I recently read a great book based on a diary found in an old house. The diary was of a 15 year old boy and the entries were from 1805. In making several things, benches, picnic tables, bird houses etc... I have felt good about each thing and proud to just sit on my bench. It reminded me of a paragraph from the book, I looked it up, I think it is so true. "We are apt to ponder why almost everything of the old days was initialed and dated. It was simply because almost everything was made by the one who initialed it; the date was added because everyone was so completely aware of the times in which he lived. In modern times when everything a person needs may be bought in a store, there are very few hand-made things left. So we are robbed of that rare and wonderful satisfaction that comes with personal accomplishment. In past times, nearly every single thing a person touched was the result of his own efforts.
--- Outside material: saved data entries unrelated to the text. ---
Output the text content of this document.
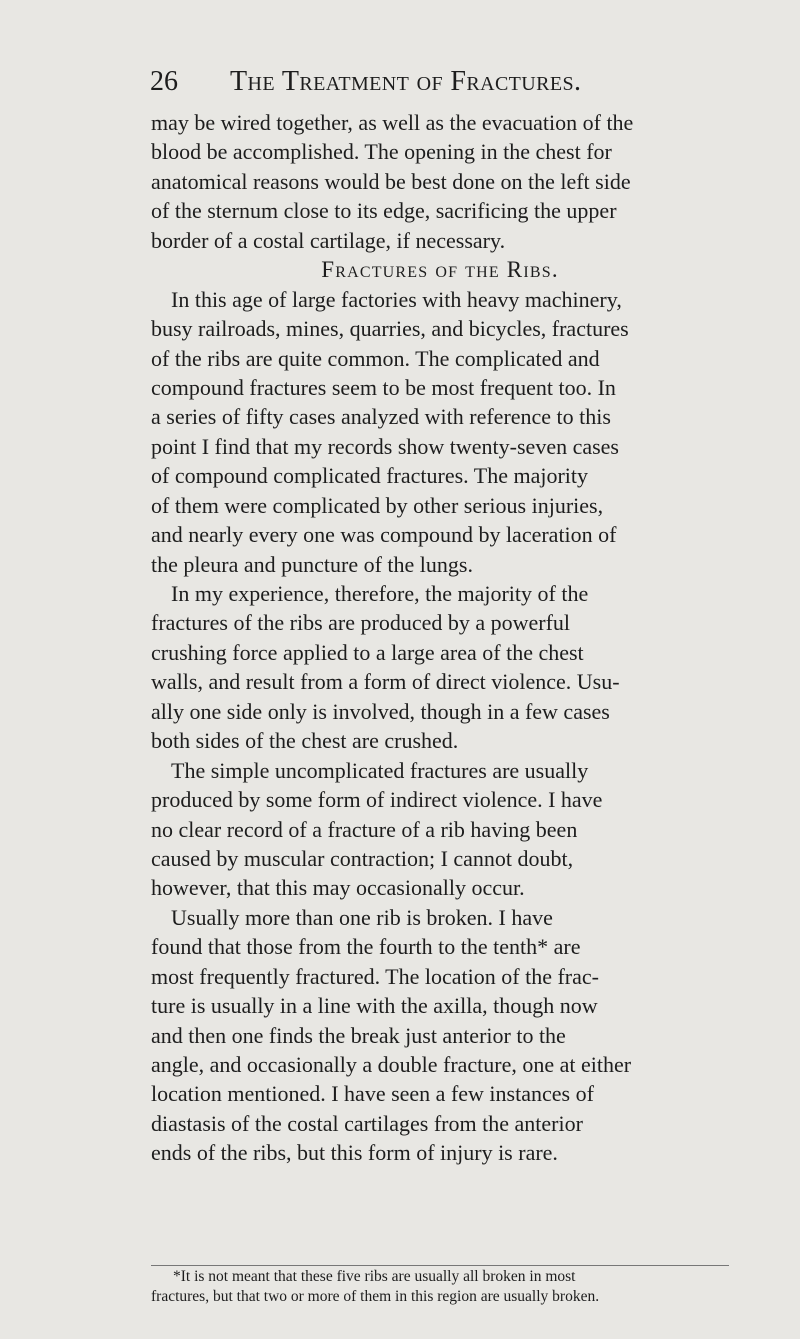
26 The Treatment of Fractures.
may be wired together, as well as the evacuation of the
blood be accomplished. The opening in the chest for
anatomical reasons would be best done on the left side
of the sternum close to its edge, sacrificing the upper
border of a costal cartilage, if necessary.
Fractures of the Ribs.
In this age of large factories with heavy machinery,
busy railroads, mines, quarries, and bicycles, fractures
of the ribs are quite common. The complicated and
compound fractures seem to be most frequent too. In
a series of fifty cases analyzed with reference to this
point I find that my records show twenty-seven cases
of compound complicated fractures. The majority
of them were complicated by other serious injuries,
and nearly every one was compound by laceration of
the pleura and puncture of the lungs.
In my experience, therefore, the majority of the
fractures of the ribs are produced by a powerful
crushing force applied to a large area of the chest
walls, and result from a form of direct violence. Usu-
ally one side only is involved, though in a few cases
both sides of the chest are crushed.
The simple uncomplicated fractures are usually
produced by some form of indirect violence. I have
no clear record of a fracture of a rib having been
caused by muscular contraction; I cannot doubt,
however, that this may occasionally occur.
Usually more than one rib is broken. I have
found that those from the fourth to the tenth* are
most frequently fractured. The location of the frac-
ture is usually in a line with the axilla, though now
and then one finds the break just anterior to the
angle, and occasionally a double fracture, one at either
location mentioned. I have seen a few instances of
diastasis of the costal cartilages from the anterior
ends of the ribs, but this form of injury is rare.
*It is not meant that these five ribs are usually all broken in most
fractures, but that two or more of them in this region are usually broken.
The cloth of his clothing, the meal on the table, the chair he sat in, and the floor he walked upon, all were made by the user. This is why those people had an extraordinary awareness of life. They knew the wood intimately; they knew the ingredients of food and medicines and inks and paints because they grew it and ground it and mixed it themselves. It was this awareness of everything about them that made the early American people so full of inner satisfaction, so grateful for life and all that went with it. Nowadays modern conveniences allow us to be forgetful, and we easily become less aware of the wonders of life."